Adorned with a crown of jewels, she sat regal on her throne, watching the comings and goings of her subjects below. The morning sun rose, glinting off the stately amethyst and sapphire necklace which twinned the crown.
Nearby flower petals, opening to embrace the sun’s touch, beckoned to her with their perfume of sweet nectar. The cold of the long night forgotten, she stretched her wings and hummed a monotonous tune as she hovered in place.
With royal precision, she dipped forward to greet the flower and sip her saccharine breakfast.
Every other Sunday I’ll be publishing a drabble about, or from the perspective of, a bird. This week’s bird is the beautiful Hummingbird. I suspect the specimen in the Pixabay picture above is actually a male (the species exhibits sexual dimorphism with the males usually more brightly coloured than females), but I couldn’t get the image of a queen wearing jewels out of my head.

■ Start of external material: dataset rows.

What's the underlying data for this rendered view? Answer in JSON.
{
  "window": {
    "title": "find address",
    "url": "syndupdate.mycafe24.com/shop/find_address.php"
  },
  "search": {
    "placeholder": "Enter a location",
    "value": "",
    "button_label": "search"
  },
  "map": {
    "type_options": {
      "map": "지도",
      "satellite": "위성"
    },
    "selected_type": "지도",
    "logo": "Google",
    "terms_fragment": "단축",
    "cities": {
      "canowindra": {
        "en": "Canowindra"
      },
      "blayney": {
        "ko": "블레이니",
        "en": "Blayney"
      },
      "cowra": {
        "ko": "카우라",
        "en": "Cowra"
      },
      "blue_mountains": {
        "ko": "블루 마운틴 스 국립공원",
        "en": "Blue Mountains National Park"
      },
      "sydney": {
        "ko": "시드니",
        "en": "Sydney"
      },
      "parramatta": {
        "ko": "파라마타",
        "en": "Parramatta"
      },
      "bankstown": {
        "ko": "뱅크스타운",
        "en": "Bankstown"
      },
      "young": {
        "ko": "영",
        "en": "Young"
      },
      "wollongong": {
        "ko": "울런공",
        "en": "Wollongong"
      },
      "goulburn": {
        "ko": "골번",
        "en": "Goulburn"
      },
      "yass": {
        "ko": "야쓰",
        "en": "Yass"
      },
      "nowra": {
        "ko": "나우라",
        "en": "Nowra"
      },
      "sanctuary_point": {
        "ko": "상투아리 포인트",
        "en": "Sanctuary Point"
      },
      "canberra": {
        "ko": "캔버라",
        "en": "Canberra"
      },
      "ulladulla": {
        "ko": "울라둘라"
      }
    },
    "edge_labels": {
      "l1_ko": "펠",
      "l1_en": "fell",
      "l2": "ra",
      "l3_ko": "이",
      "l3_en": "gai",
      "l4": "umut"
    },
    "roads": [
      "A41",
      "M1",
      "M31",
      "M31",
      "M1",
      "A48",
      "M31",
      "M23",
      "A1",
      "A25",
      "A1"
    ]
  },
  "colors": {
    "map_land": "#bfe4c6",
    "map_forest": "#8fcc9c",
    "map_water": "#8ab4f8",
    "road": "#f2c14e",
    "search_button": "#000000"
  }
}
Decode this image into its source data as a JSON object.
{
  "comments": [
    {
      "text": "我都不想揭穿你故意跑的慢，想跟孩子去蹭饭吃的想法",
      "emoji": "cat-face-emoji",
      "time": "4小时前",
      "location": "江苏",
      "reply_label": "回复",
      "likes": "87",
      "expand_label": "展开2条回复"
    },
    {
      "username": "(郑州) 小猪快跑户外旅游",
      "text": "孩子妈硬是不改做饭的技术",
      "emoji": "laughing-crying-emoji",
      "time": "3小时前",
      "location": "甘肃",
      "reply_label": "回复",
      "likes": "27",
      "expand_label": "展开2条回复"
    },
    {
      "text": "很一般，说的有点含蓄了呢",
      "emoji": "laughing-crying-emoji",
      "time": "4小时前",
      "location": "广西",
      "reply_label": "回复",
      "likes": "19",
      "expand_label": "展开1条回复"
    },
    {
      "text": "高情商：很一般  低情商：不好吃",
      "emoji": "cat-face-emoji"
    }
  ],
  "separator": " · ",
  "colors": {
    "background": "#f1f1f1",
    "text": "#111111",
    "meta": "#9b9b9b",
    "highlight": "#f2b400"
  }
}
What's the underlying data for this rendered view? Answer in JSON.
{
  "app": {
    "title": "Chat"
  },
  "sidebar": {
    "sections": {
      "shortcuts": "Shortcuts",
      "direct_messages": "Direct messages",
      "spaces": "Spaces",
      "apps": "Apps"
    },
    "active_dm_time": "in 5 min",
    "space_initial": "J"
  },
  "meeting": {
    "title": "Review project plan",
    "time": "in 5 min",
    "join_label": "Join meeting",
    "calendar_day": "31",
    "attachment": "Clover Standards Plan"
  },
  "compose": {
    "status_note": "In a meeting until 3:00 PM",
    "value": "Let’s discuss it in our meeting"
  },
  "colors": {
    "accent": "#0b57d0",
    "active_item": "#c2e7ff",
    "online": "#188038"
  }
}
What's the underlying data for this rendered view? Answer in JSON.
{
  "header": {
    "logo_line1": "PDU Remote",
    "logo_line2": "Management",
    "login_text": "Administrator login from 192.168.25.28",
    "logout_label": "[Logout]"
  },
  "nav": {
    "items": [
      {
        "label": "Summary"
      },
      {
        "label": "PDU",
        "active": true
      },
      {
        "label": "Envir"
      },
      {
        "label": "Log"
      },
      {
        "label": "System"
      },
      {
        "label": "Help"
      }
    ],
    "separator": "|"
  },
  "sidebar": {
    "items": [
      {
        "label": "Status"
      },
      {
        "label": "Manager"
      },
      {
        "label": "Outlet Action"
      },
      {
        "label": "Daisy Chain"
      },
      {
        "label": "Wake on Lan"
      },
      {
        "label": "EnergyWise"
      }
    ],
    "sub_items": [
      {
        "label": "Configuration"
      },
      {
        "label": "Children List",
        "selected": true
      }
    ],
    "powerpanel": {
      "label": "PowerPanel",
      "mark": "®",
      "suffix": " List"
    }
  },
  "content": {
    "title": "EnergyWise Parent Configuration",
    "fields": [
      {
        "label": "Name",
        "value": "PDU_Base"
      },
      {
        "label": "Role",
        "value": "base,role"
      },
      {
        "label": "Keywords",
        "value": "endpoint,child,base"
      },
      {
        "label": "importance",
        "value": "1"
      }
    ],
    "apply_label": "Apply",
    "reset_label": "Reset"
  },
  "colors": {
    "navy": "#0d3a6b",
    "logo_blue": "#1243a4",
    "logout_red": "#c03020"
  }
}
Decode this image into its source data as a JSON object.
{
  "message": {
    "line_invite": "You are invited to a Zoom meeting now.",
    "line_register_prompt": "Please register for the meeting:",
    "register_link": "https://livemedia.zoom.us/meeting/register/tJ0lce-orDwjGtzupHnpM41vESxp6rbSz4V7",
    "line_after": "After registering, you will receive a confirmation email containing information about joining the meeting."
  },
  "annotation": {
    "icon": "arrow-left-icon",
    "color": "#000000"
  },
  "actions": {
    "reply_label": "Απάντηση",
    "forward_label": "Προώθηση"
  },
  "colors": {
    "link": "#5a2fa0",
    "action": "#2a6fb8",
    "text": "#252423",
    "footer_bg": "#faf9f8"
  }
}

An interesting fact I discovered whilst writing this drabble is that the males of some species perform a ‘courtship dive.’ To paraphrase Wikipedia, the male ascends by ~35 metres before diving down over a female at 27 m/s (equal to 385 body lengths/second) to produce a high-pitched sound. That downward acceleration is the highest reported for any vertebrate undergoing a voluntary aerial manoeuvre, and the speed relative to body length is the highest for any known vertebrate. In comparison, that’s about twice the diving speed of the formidable peregrine falcon whilst pursuing prey.